Pecunia non olet

Fuck off wankers:

Oxford University has been urged to review its decision to accept £75m from Len Blavatnik, Britain’s richest man, to build the Blavatnik school of government.

In a letter to the Guardian, the signatories accuse the university of failing to investigate whether Blavatnik and other “oligarchs” played any role in what they describe as a state-sponsored campaign of harassment against BP in Russia. Oxford “should stop selling its reputation and prestige to Putin’s associates,” it says.

In 2008 and 2009 dozens of British and western managers were “forced out of Russia”, the letter adds, in a bitter dispute between BP and a group of powerful Russian billionaires. The billionaires, including Blavatnik, were joint partners with BP in TNK-BP, Russia’s third-biggest oil company.

The university says it did not look into the dispute, which the AAR consortium won. In 2013 the oligarchs sold their stake to the Russian state oil giant Rosneft in what the letter describes as “a highly controversial deal”.

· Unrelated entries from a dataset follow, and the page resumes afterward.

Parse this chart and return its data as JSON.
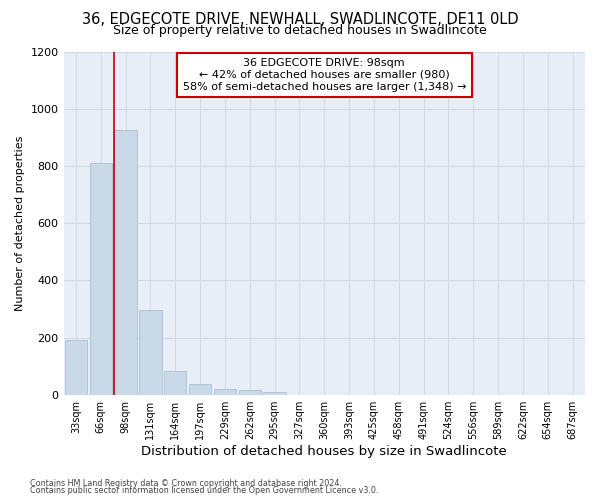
{
  "title": "36, EDGECOTE DRIVE, NEWHALL, SWADLINCOTE, DE11 0LD",
  "subtitle": "Size of property relative to detached houses in Swadlincote",
  "xlabel": "Distribution of detached houses by size in Swadlincote",
  "ylabel": "Number of detached properties",
  "footnote1": "Contains HM Land Registry data © Crown copyright and database right 2024.",
  "footnote2": "Contains public sector information licensed under the Open Government Licence v3.0.",
  "bar_labels": [
    "33sqm",
    "66sqm",
    "98sqm",
    "131sqm",
    "164sqm",
    "197sqm",
    "229sqm",
    "262sqm",
    "295sqm",
    "327sqm",
    "360sqm",
    "393sqm",
    "425sqm",
    "458sqm",
    "491sqm",
    "524sqm",
    "556sqm",
    "589sqm",
    "622sqm",
    "654sqm",
    "687sqm"
  ],
  "bar_values": [
    193,
    810,
    925,
    295,
    82,
    36,
    20,
    15,
    10,
    0,
    0,
    0,
    0,
    0,
    0,
    0,
    0,
    0,
    0,
    0,
    0
  ],
  "bar_color": "#c9d9e8",
  "bar_edgecolor": "#a0b8cc",
  "property_line_x": 2,
  "annotation_title": "36 EDGECOTE DRIVE: 98sqm",
  "annotation_line1": "← 42% of detached houses are smaller (980)",
  "annotation_line2": "58% of semi-detached houses are larger (1,348) →",
  "annotation_box_color": "#ffffff",
  "annotation_box_edgecolor": "#cc0000",
  "vline_color": "#cc0000",
  "ylim": [
    0,
    1200
  ],
  "yticks": [
    0,
    200,
    400,
    600,
    800,
    1000,
    1200
  ],
  "grid_color": "#d0d8e8",
  "bg_color": "#e8eef8",
  "fig_bg_color": "#ffffff",
  "title_fontsize": 10.5,
  "subtitle_fontsize": 9.0,
  "xlabel_fontsize": 9.5
}
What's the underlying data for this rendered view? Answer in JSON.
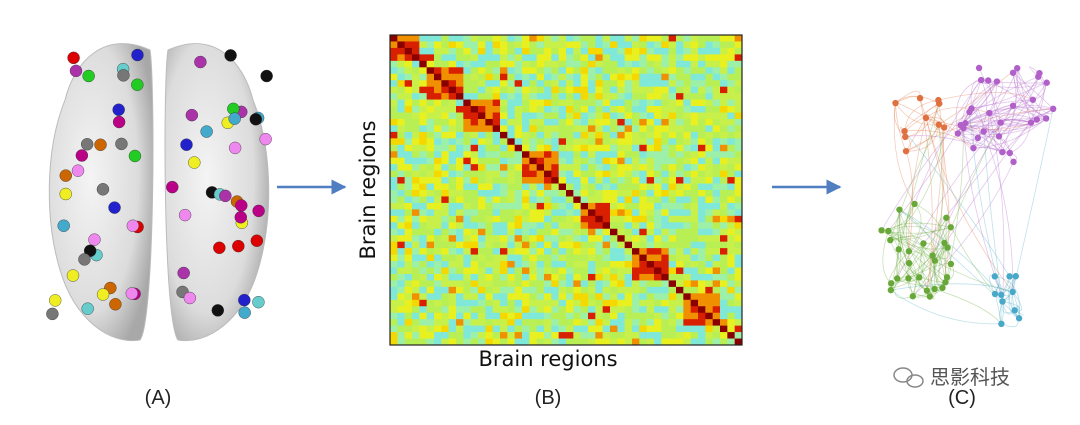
{
  "panels": [
    {
      "label": "(A)"
    },
    {
      "label": "(B)",
      "x_axis_label": "Brain regions",
      "y_axis_label": "Brain regions"
    },
    {
      "label": "(C)"
    }
  ],
  "watermark": "思影科技"
}
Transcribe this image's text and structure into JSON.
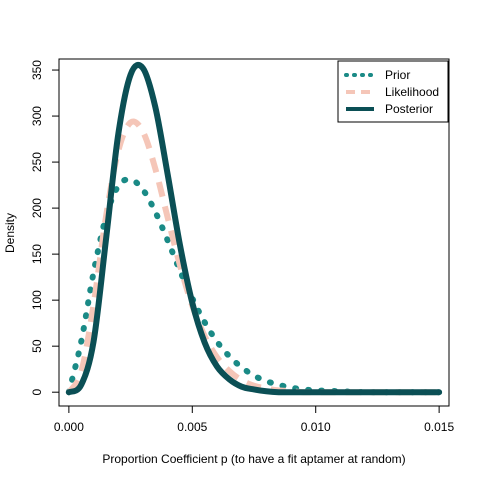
{
  "chart_data": {
    "type": "line",
    "title": "",
    "xlabel": "Proportion Coefficient p (to have a fit aptamer at random)",
    "ylabel": "Density",
    "xlim": [
      -0.0004,
      0.0154
    ],
    "ylim": [
      -15,
      362
    ],
    "x_ticks": [
      0.0,
      0.005,
      0.01,
      0.015
    ],
    "x_tick_labels": [
      "0.000",
      "0.005",
      "0.010",
      "0.015"
    ],
    "y_ticks": [
      0,
      50,
      100,
      150,
      200,
      250,
      300,
      350
    ],
    "y_tick_labels": [
      "0",
      "50",
      "100",
      "150",
      "200",
      "250",
      "300",
      "350"
    ],
    "grid": false,
    "legend_position": "top-right",
    "series": [
      {
        "name": "Prior",
        "style": "dotted",
        "color": "#1a8a86",
        "x": [
          0.0,
          0.0005,
          0.001,
          0.0015,
          0.002,
          0.0025,
          0.003,
          0.0035,
          0.004,
          0.0045,
          0.005,
          0.0055,
          0.006,
          0.0065,
          0.007,
          0.0075,
          0.008,
          0.0085,
          0.009,
          0.0095,
          0.01,
          0.011,
          0.012,
          0.013,
          0.014,
          0.015
        ],
        "values": [
          0,
          55,
          130,
          190,
          224,
          231,
          220,
          196,
          165,
          132,
          102,
          76,
          55,
          39,
          27,
          18,
          12,
          8,
          5,
          3,
          2,
          1,
          0,
          0,
          0,
          0
        ]
      },
      {
        "name": "Likelihood",
        "style": "dashed",
        "color": "#f5c6b8",
        "x": [
          0.0,
          0.0005,
          0.001,
          0.0015,
          0.002,
          0.0025,
          0.003,
          0.0035,
          0.004,
          0.0045,
          0.005,
          0.0055,
          0.006,
          0.0065,
          0.007,
          0.0075,
          0.008,
          0.0085,
          0.009,
          0.0095,
          0.01,
          0.011,
          0.012,
          0.013,
          0.014,
          0.015
        ],
        "values": [
          0,
          22,
          95,
          190,
          262,
          293,
          283,
          243,
          190,
          138,
          94,
          61,
          38,
          23,
          13,
          7,
          4,
          2,
          1,
          0,
          0,
          0,
          0,
          0,
          0,
          0
        ]
      },
      {
        "name": "Posterior",
        "style": "solid",
        "color": "#0b4f55",
        "x": [
          0.0,
          0.0005,
          0.001,
          0.0015,
          0.002,
          0.0025,
          0.003,
          0.0035,
          0.004,
          0.0045,
          0.005,
          0.0055,
          0.006,
          0.0065,
          0.007,
          0.0075,
          0.008,
          0.0085,
          0.009,
          0.0095,
          0.01,
          0.011,
          0.012,
          0.013,
          0.014,
          0.015
        ],
        "values": [
          0,
          8,
          55,
          165,
          280,
          345,
          352,
          310,
          237,
          160,
          97,
          54,
          28,
          14,
          6,
          3,
          1,
          0,
          0,
          0,
          0,
          0,
          0,
          0,
          0,
          0
        ]
      }
    ]
  }
}
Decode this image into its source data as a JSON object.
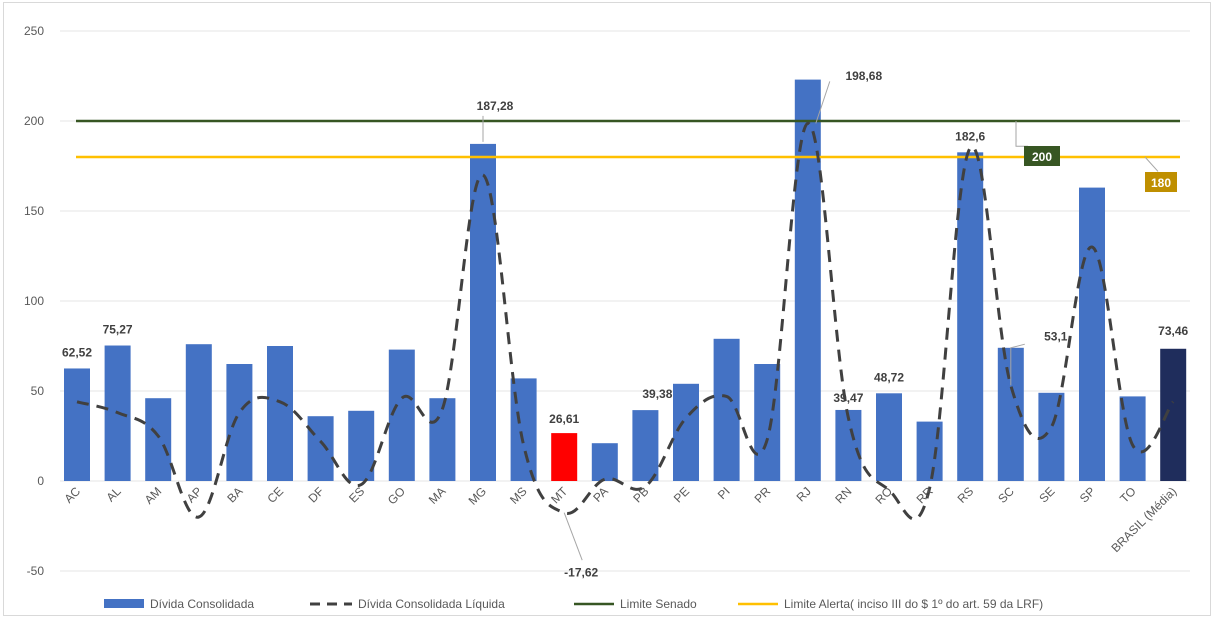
{
  "chart_data": {
    "type": "bar",
    "categories": [
      "AC",
      "AL",
      "AM",
      "AP",
      "BA",
      "CE",
      "DF",
      "ES",
      "GO",
      "MA",
      "MG",
      "MS",
      "MT",
      "PA",
      "PB",
      "PE",
      "PI",
      "PR",
      "RJ",
      "RN",
      "RO",
      "RR",
      "RS",
      "SC",
      "SE",
      "SP",
      "TO",
      "BRASIL (Média)"
    ],
    "series": [
      {
        "name": "Dívida Consolidada",
        "kind": "bar",
        "color": "#4472c4",
        "values": [
          62.52,
          75.27,
          46,
          76,
          65,
          75,
          36,
          39,
          73,
          46,
          187.28,
          57,
          26.61,
          21,
          39.38,
          54,
          79,
          65,
          223,
          39.47,
          48.72,
          33,
          182.6,
          74,
          49,
          163,
          47,
          73.46
        ],
        "highlight": {
          "MT": "#ff0000",
          "BRASIL (Média)": "#1f2d5c"
        }
      },
      {
        "name": "Dívida Consolidada Líquida",
        "kind": "line-dashed",
        "color": "#404040",
        "values": [
          44,
          38,
          25,
          -20,
          38,
          44,
          22,
          -2,
          46,
          40,
          170,
          20,
          -17.62,
          1,
          -3,
          35,
          47,
          23,
          198.68,
          35,
          -5,
          -4,
          185,
          53.1,
          30,
          130,
          20,
          44
        ]
      },
      {
        "name": "Limite Senado",
        "kind": "line",
        "color": "#375623",
        "value": 200
      },
      {
        "name": "Limite Alerta( inciso III do $ 1º do art. 59 da LRF)",
        "kind": "line",
        "color": "#ffc000",
        "value": 180
      }
    ],
    "data_labels": [
      {
        "category": "AC",
        "text": "62,52",
        "series": 0
      },
      {
        "category": "AL",
        "text": "75,27",
        "series": 0
      },
      {
        "category": "MG",
        "text": "187,28",
        "series": 0
      },
      {
        "category": "MT",
        "text": "26,61",
        "series": 0
      },
      {
        "category": "PB",
        "text": "39,38",
        "series": 0
      },
      {
        "category": "RN",
        "text": "39,47",
        "series": 0
      },
      {
        "category": "RO",
        "text": "48,72",
        "series": 0
      },
      {
        "category": "RS",
        "text": "182,6",
        "series": 0
      },
      {
        "category": "BRASIL (Média)",
        "text": "73,46",
        "series": 0
      },
      {
        "category": "RJ",
        "text": "198,68",
        "series": 1
      },
      {
        "category": "SC",
        "text": "53,1",
        "series": 1
      },
      {
        "category": "MT",
        "text": "-17,62",
        "series": 1
      }
    ],
    "limit_labels": [
      {
        "text": "200",
        "bg": "#375623",
        "fg": "#ffffff"
      },
      {
        "text": "180",
        "bg": "#bf8f00",
        "fg": "#ffffff"
      }
    ],
    "ylim": [
      -50,
      250
    ],
    "yticks": [
      -50,
      0,
      50,
      100,
      150,
      200,
      250
    ],
    "grid": true,
    "legend_position": "bottom",
    "title": "",
    "xlabel": "",
    "ylabel": ""
  }
}
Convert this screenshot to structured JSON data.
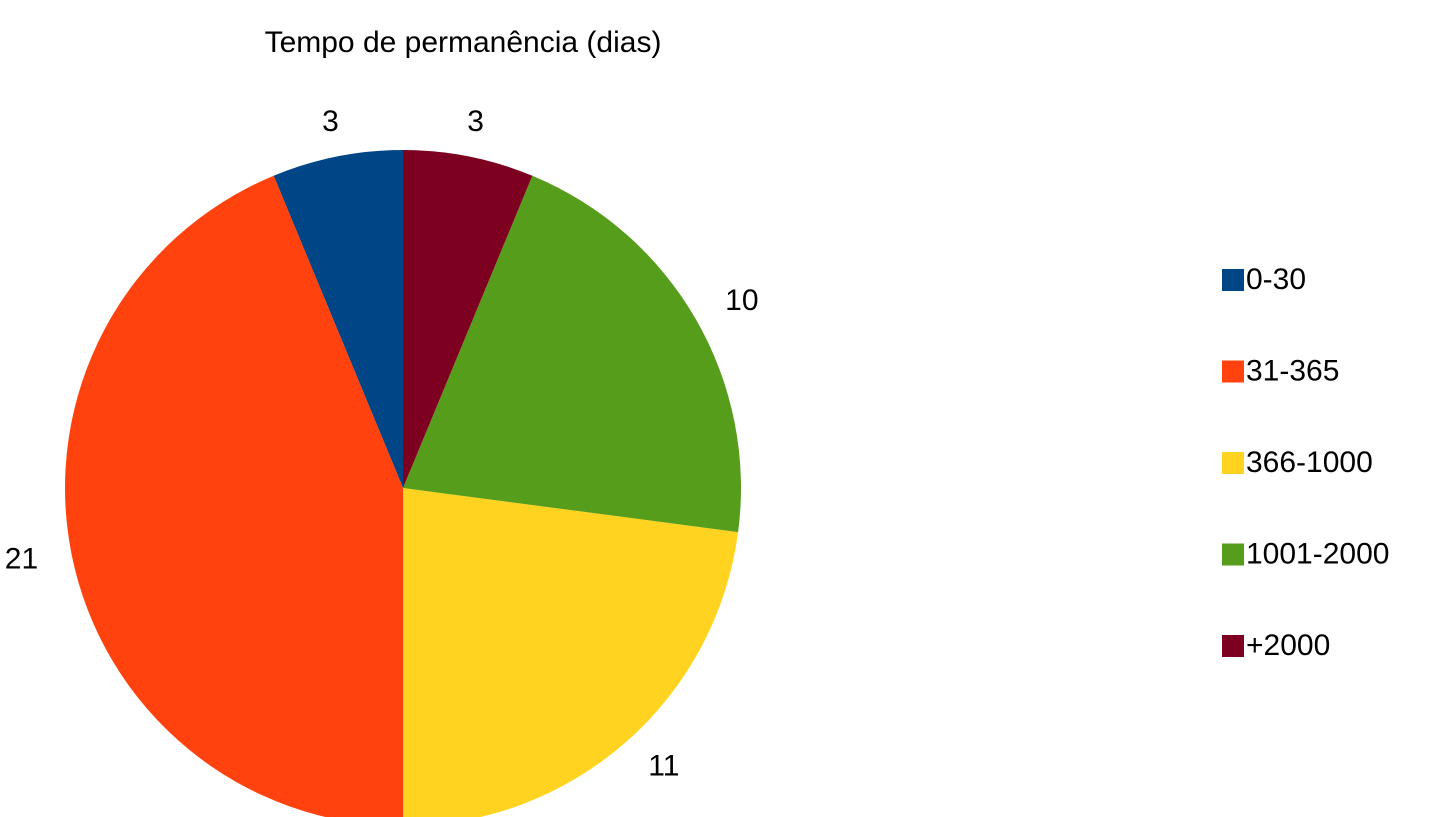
{
  "chart_data": {
    "type": "pie",
    "title": "Tempo de permanência (dias)",
    "categories": [
      "0-30",
      "31-365",
      "366-1000",
      "1001-2000",
      "+2000"
    ],
    "values": [
      3,
      21,
      11,
      10,
      3
    ],
    "colors": [
      "#004586",
      "#ff420e",
      "#ffd320",
      "#579d1c",
      "#7e0021"
    ],
    "legend": "right"
  }
}
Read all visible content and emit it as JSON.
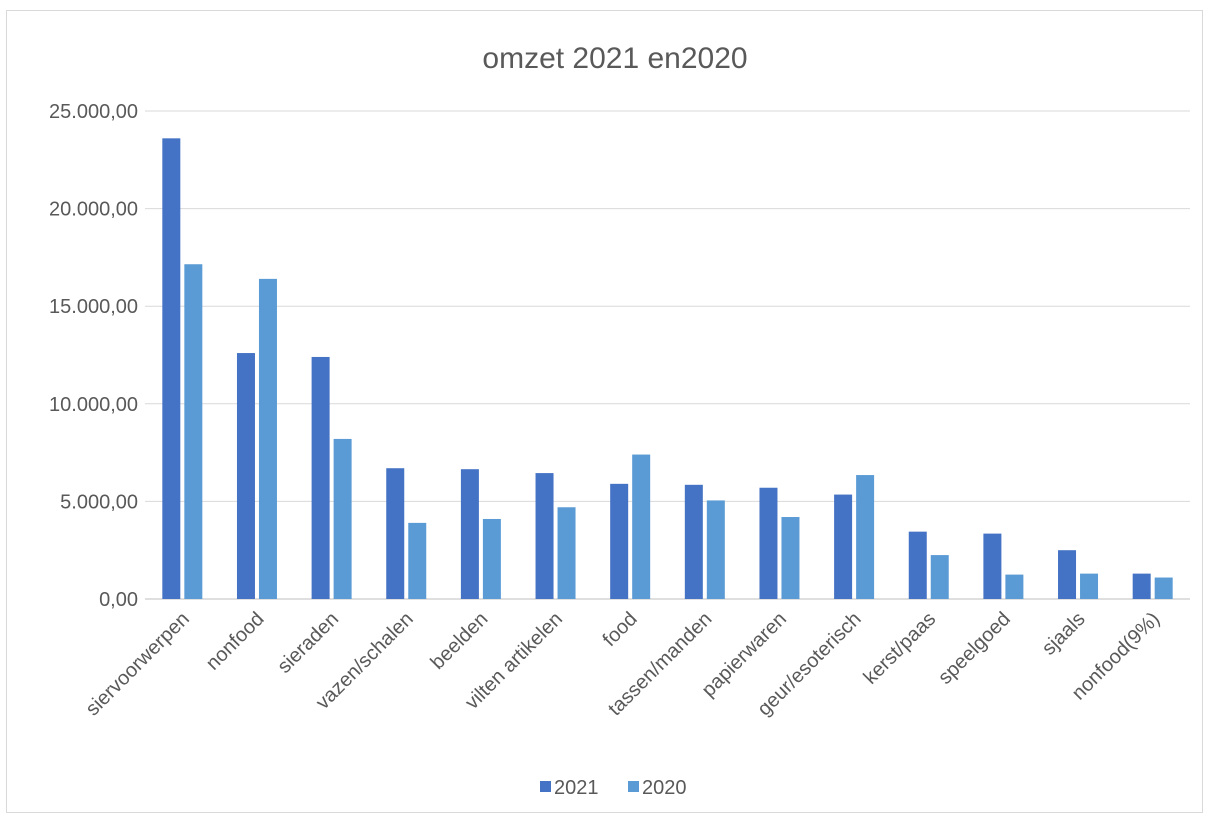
{
  "chart_data": {
    "type": "bar",
    "title": "omzet 2021 en2020",
    "categories": [
      "siervoorwerpen",
      "nonfood",
      "sieraden",
      "vazen/schalen",
      "beelden",
      "vilten artikelen",
      "food",
      "tassen/manden",
      "papierwaren",
      "geur/esoterisch",
      "kerst/paas",
      "speelgoed",
      "sjaals",
      "nonfood(9%)"
    ],
    "series": [
      {
        "name": "2021",
        "color": "#4472c4",
        "values": [
          23600,
          12600,
          12400,
          6700,
          6650,
          6450,
          5900,
          5850,
          5700,
          5350,
          3450,
          3350,
          2500,
          1300
        ]
      },
      {
        "name": "2020",
        "color": "#5b9bd5",
        "values": [
          17150,
          16400,
          8200,
          3900,
          4100,
          4700,
          7400,
          5050,
          4200,
          6350,
          2250,
          1250,
          1300,
          1100
        ]
      }
    ],
    "yticks": [
      "0,00",
      "5.000,00",
      "10.000,00",
      "15.000,00",
      "20.000,00",
      "25.000,00"
    ],
    "ylim": [
      0,
      25000
    ],
    "grid": true,
    "legend_position": "bottom"
  }
}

It adds: “Oxford University apparently failed to investigate these facts, AAR’s track record from the beginning, and its close ties with the Kremlin … We insist that the university should stop selling its reputation and prestige to Putin’s associates. It should and carry out a new and independent due diligence investigation with clearly defined ethical norms.”

Go make your own £75 million and donate it as you wish.

8 thoughts on “Pecunia non olet”

  1. So who are the signatories? Are they people we should listen to?

    “The signatories include Pavel Litvinov, one of eight people who in 1968 protested on Red Square against Moscow’s invasion of Czechoslovakia. He was exiled for five years to Siberia. Another is Vladimir Bukovsky, jailed by the KGB. Bukovsky, who lives in Cambridge, exposed the Kremlin’s use of psychiatric treatment against dissidents.

    Others include former Oxford academics and graduates, members of Russia’s democratic opposition and human rights activists. “

    Ah. That’s that question answered then.

  2. Nothing new here. Universities have always prostituted their respectability to those with money who needed it.

  3. The question is why is this character handing over £75 mil to a British Uni? Why not endow a Russian one?. Putin has a few good points but lots of bad ones. If this is some attempt by a pal of his to use the Oxford brand for proputinic purposes the cash is far from an unalloyed good. The list of protesters seem not to be the usual leftist trash.

  4. There are three possibilities for what happened between Rosneft, TNK-BP, and AAR:

    1. BP CEO Bob Dudley was not aware that BP should have discussed the Rosneft deal with their TNK-BP partners, the consortia AAR, in which case he is hopelessly ill-informed bordering on incompetent.

    2: BP deliberately bypassed AAR assuming they would not object to the deal with Rosneft, which would make Dudley hopelessly ill-informed bordering on incompetent.

    3. BP deliberately bypassed AAR assuming Rosneft or Kremlin heavies would lean on AAR to drop any objections. This would make Dudley complicit in unethical behaviour which not only undermines the standing of his own company (kind of hard to complain about rough treatment in future, eh?), but also compromises the whole industry. Western companies are supposed to come to Russia to set and example and show everyone how it’s done, not engage in thuggery.

  5. “Oxford University apparently failed to investigate these facts”

    Rather begs the question to what extent Oxford University is expected to investigate a 6-year old dispute won by the donor. Rather cheaper to stick a clause in to rename the building if he’s ever convicted of anything.

    I’d this just the left looking for a court to suit the crime, again?

  6. ‘accept £75m from Len Blavatnik’

    Will these notes look different than the other notes in the school’s treasury?

  7. Stick in a murder or three and it’s an excellent plot for Lewis. Sadly, the series has been terminated so it won’t be made, but come to think about it, that plot has already been used in both Morse and Lewis.